NIA suggests: "She needs to know that you’re there for her, that you will support her. Don’t criticise the decisions that she’s made. Remind her that she’s not alone, domestic violence affects one in four women in their lives. "Remind her that it’s not her fault, that she isn’t responsible. Also it isn’t her responsibility to make him change or make him stop." Rise adds: "Believe the person, don't say 'Really? They seem so nice.' Say things like 'I believe you' 'this isn't your fault.' Don't say 'why didn't you say something sooner' as that is blaming a 'victim.' It doesn't matter when they tell, just that they do. Say things like 'I am pleased you've told me.'"

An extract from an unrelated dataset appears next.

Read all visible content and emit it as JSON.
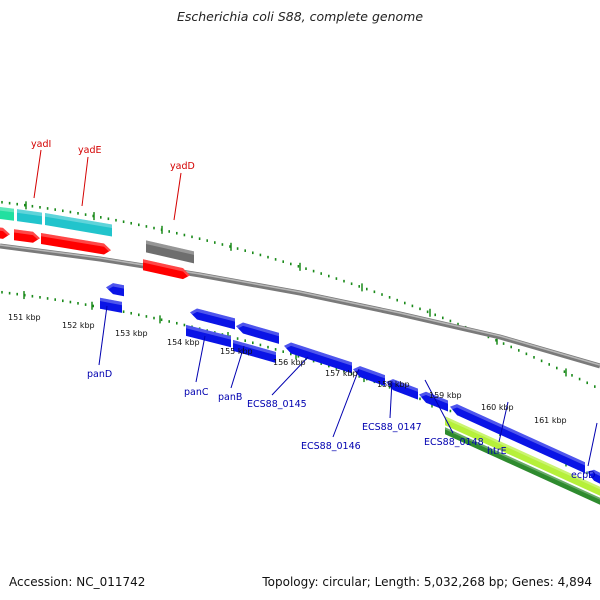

Let Her Know You're Concerned

NIA says: "it can be really difficult to see that you’re in an abusive relationship, as women often minimise or excuse what is happening to them or find ways to think it’s their fault. It’s also hard to tell someone else, so don’t wait for your friend to ask you for help. Ask her, let her know that you’re concerned, that you know something is wrong." Rise UK add: "Being direct can help as it takes the responsibility away from the survivor, they will know what you are asking, rather than trying to guess form an ambigious question. 'Are you experiencing abuse?' might also help a survivor feel safe that they can disclose to you; you aren't afraid of what might come out."

Support Her

Women's Aid says: "Tell her that no one deserves to be threatened or beaten, despite what her abuser has told her. Nothing she does or says justifies the abuser's behaviour."

Acknowledge Her Situation

Women's Aid says: "Acknowledge that it takes strength to talk to someone about experiencing abuse. Give her time to talk, but don't push her to talk if she doesn't want to. "Acknowledge that she is in a frightening and difficult situation."

Have Courage

Don’t be afraid to broach difficult questions. Is she safe? Is she afraid? Two women a week are killed in the UK. Domestic violence is serious.

Don't Make Things Worse

If you know her partner, don’t collude. Don’t make excuses for him, don’t agree with his excuses. Tell him that he, not she is responsible for his actins. If he genuinely wants to change, help is available, advise him to look up an organisation called 'Respect'.

Call The Police

"If you witness a violent incident, call the police," say NIA. Rise adds: "Be aware that doing things; preparing to leave or reporting to the police (etc) can increase risk to survivor and consider how that can be managed; make plans together, have a code word, inform the police, and contact local specialist services."

Find Out What She Wants

Rise says: "Ask the survivor what they want to happen or do about the situation, putting them in control. A friend or relative may want to jump in and 'fix' things, which is disempowering. Be aware that the situation probably cannot be resolved quickly, but support is available whilst decisions are made." NIA adds: "Check that she knows where she can get help. Give her the National Domestic Violence Helpline number (0808 2000 247). Also, Women’s Aid have an excellent confidential survivors forum, sharing what is happening with other women in abusive relationships can make a huge difference. You can find out where help is available locally from Women’s Aid and Rape Crisis’s websites."

Don't Give Up

Finally, don’t give up on her if she doesn’t tell you the first time you ask, or if she doesn’t leave or returns to a violence relationship. Abusers break down our self-confidence. Women often make several attempt to leave a violent and abusive relationship before they make the final break. She isn’t being weak, she being strong and brave and trying to escape. You might be her lifeline.

Don't Lecture Her

"Don't tell her to leave the relationship if she isn’t ready. That's her decision," say Women's Aid.

Medical Support

Ask if she has suffered physical harm. If so, offer to go with her to a hospital or GP.